Меня потрясло пение Сони — и вся она. Мне захотелось подойти и дотронуться до нее: та ли это Соня, наша ли Соня, которая возится с лошадьми?.. Я после этой песни, как никогда, почувствовал в себе жизнь и желание — жить. Жить, жить…
Да что там я! Даже те, кто ни слова не понимал по-нашему, широко раскрытыми глазами смотрели на Соню.
Потом в темной литовской ночи пели по-русски, по-украински, по-татарски. Кави Батыев спел о каком-то Сабантуе, интересная песня, но кроме Сабантуя я ничего не понял. А кто такой Сабантуй — постеснялся спрашивать. Песню ведь не перескажешь…
Назначили караульных. По два человека в смену. В первой смене встали мы с Ювеналием. Он дал мне свой пистолет, а сам вооружился автоматом Батыева. Ленька и Кави будут менять нас часа через три.

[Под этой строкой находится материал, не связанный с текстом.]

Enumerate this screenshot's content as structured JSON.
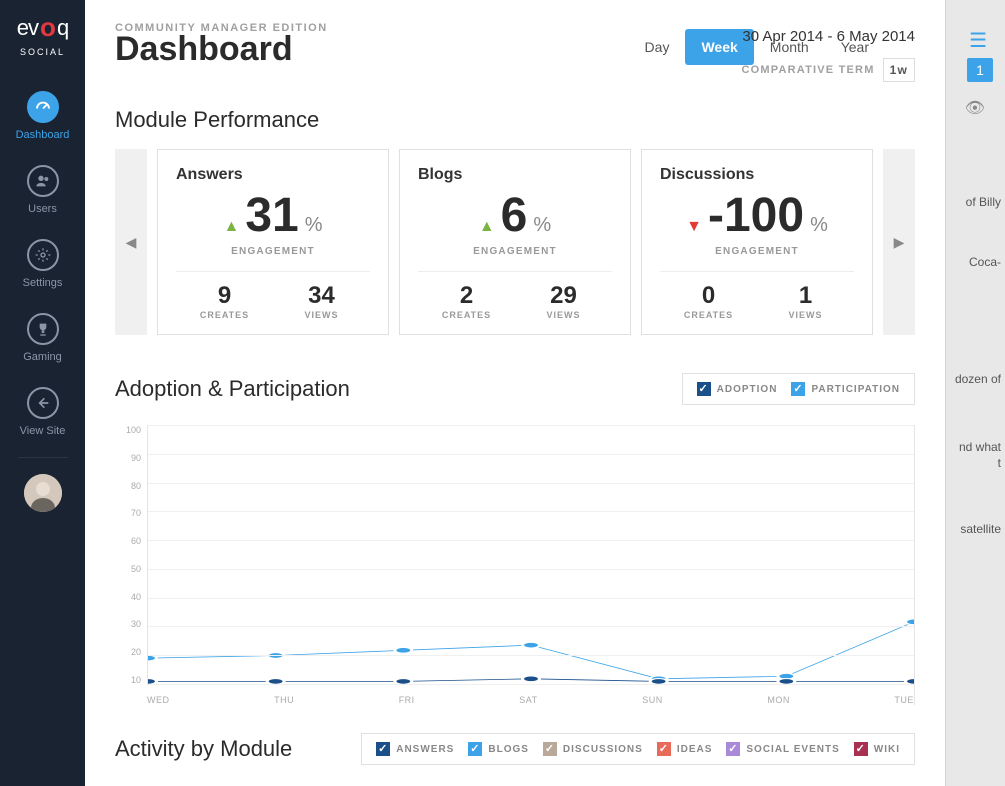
{
  "brand": {
    "name": "evoq",
    "subtitle": "SOCIAL"
  },
  "sidebar": {
    "items": [
      {
        "label": "Dashboard",
        "active": true
      },
      {
        "label": "Users"
      },
      {
        "label": "Settings"
      },
      {
        "label": "Gaming"
      },
      {
        "label": "View Site"
      }
    ]
  },
  "header": {
    "edition": "COMMUNITY MANAGER EDITION",
    "title": "Dashboard",
    "date_range": "30 Apr 2014 - 6 May 2014",
    "periods": [
      "Day",
      "Week",
      "Month",
      "Year"
    ],
    "active_period": "Week",
    "comparative_label": "COMPARATIVE TERM",
    "comparative_value": "1w"
  },
  "module_perf": {
    "title": "Module Performance",
    "cards": [
      {
        "title": "Answers",
        "trend": "up",
        "value": "31",
        "unit": "%",
        "sub": "ENGAGEMENT",
        "creates": "9",
        "creates_label": "CREATES",
        "views": "34",
        "views_label": "VIEWS"
      },
      {
        "title": "Blogs",
        "trend": "up",
        "value": "6",
        "unit": "%",
        "sub": "ENGAGEMENT",
        "creates": "2",
        "creates_label": "CREATES",
        "views": "29",
        "views_label": "VIEWS"
      },
      {
        "title": "Discussions",
        "trend": "down",
        "value": "-100",
        "unit": "%",
        "sub": "ENGAGEMENT",
        "creates": "0",
        "creates_label": "CREATES",
        "views": "1",
        "views_label": "VIEWS"
      }
    ]
  },
  "adoption": {
    "title": "Adoption & Participation",
    "legend": [
      {
        "label": "ADOPTION",
        "color": "#1a4f8a",
        "checked": true
      },
      {
        "label": "PARTICIPATION",
        "color": "#3ca3e8",
        "checked": true
      }
    ]
  },
  "chart_data": {
    "type": "line",
    "x": [
      "WED",
      "THU",
      "FRI",
      "SAT",
      "SUN",
      "MON",
      "TUE"
    ],
    "y_ticks": [
      100,
      90,
      80,
      70,
      60,
      50,
      40,
      30,
      20,
      10
    ],
    "ylim": [
      0,
      100
    ],
    "series": [
      {
        "name": "Participation",
        "color": "#3ca3e8",
        "values": [
          10,
          11,
          13,
          15,
          2,
          3,
          24
        ]
      },
      {
        "name": "Adoption",
        "color": "#1a4f8a",
        "values": [
          1,
          1,
          1,
          2,
          1,
          1,
          1
        ]
      }
    ]
  },
  "activity": {
    "title": "Activity by Module",
    "legend": [
      {
        "label": "ANSWERS",
        "color": "#1a4f8a"
      },
      {
        "label": "BLOGS",
        "color": "#3ca3e8"
      },
      {
        "label": "DISCUSSIONS",
        "color": "#b8a99a"
      },
      {
        "label": "IDEAS",
        "color": "#e86a5a"
      },
      {
        "label": "SOCIAL EVENTS",
        "color": "#a88ad8"
      },
      {
        "label": "WIKI",
        "color": "#a83050"
      }
    ]
  },
  "right_panel": {
    "badge": "1",
    "fragments": [
      "of Billy",
      "Coca-",
      "dozen of",
      "nd what",
      "t",
      "satellite"
    ]
  }
}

Все улеглись внутри нашей крепости-подковы. А мы с Ювеналием не спим, слушаем и в темноту смотрим. И снова мне тревожно, сам не знаю почему.
Лошади неторопливо жуют овес, насыпанный на донышки бричек, нет-нет да и звякнут железными мундштуками. Луна еле-еле пробивается сквозь облака, не освещает, а чуть подсвечивает округу. Тускнеет и гаснет покинутый костер. Где-то далеко, за черным лесом, поднимается зарево. Может, снова палят какой-нибудь хутор…
Я больше смотрю и слушаю ту сторону, в которой стоит мои Дон-Жуан. В руке я крепко сжимаю рукоятку пистолета. Ощущая эту плотную шероховатость, чувствую себя очень сильным, почти непобедимым. Признаться, побаиваюсь я лихих «лесных братьев», но и хочется мне, чтобы попробовали нас атаковать в этой крепости из бричек и овса. Задал бы я им жару!
Я уже раза два палил из пистолета, — осваивал.
Да и Ювеналий рядом, опытный вояка, с ним не страшно. Правда, если «их» будет много…
Эта мысль останавливает меня, и больше я стараюсь не думать про оборону.
Ювеналий два года был на фронте, успел заработать два ордена Славы. Говорит, если бы не ранило, добыл бы и третью Славу, полным бы кавалером стал. Надо как-нибудь порасспросить, за что ему дали ордена…
Ювеналия я немного знал и до войны. И семью его знал. Большой дом ихний в центре села стоит, как раз на изломе улицы — обе стороны хорошо просматриваются. Росли они четыре брата, и все отчаянные, драчливые до невозможности. Ювеналий-то младший среди братьев.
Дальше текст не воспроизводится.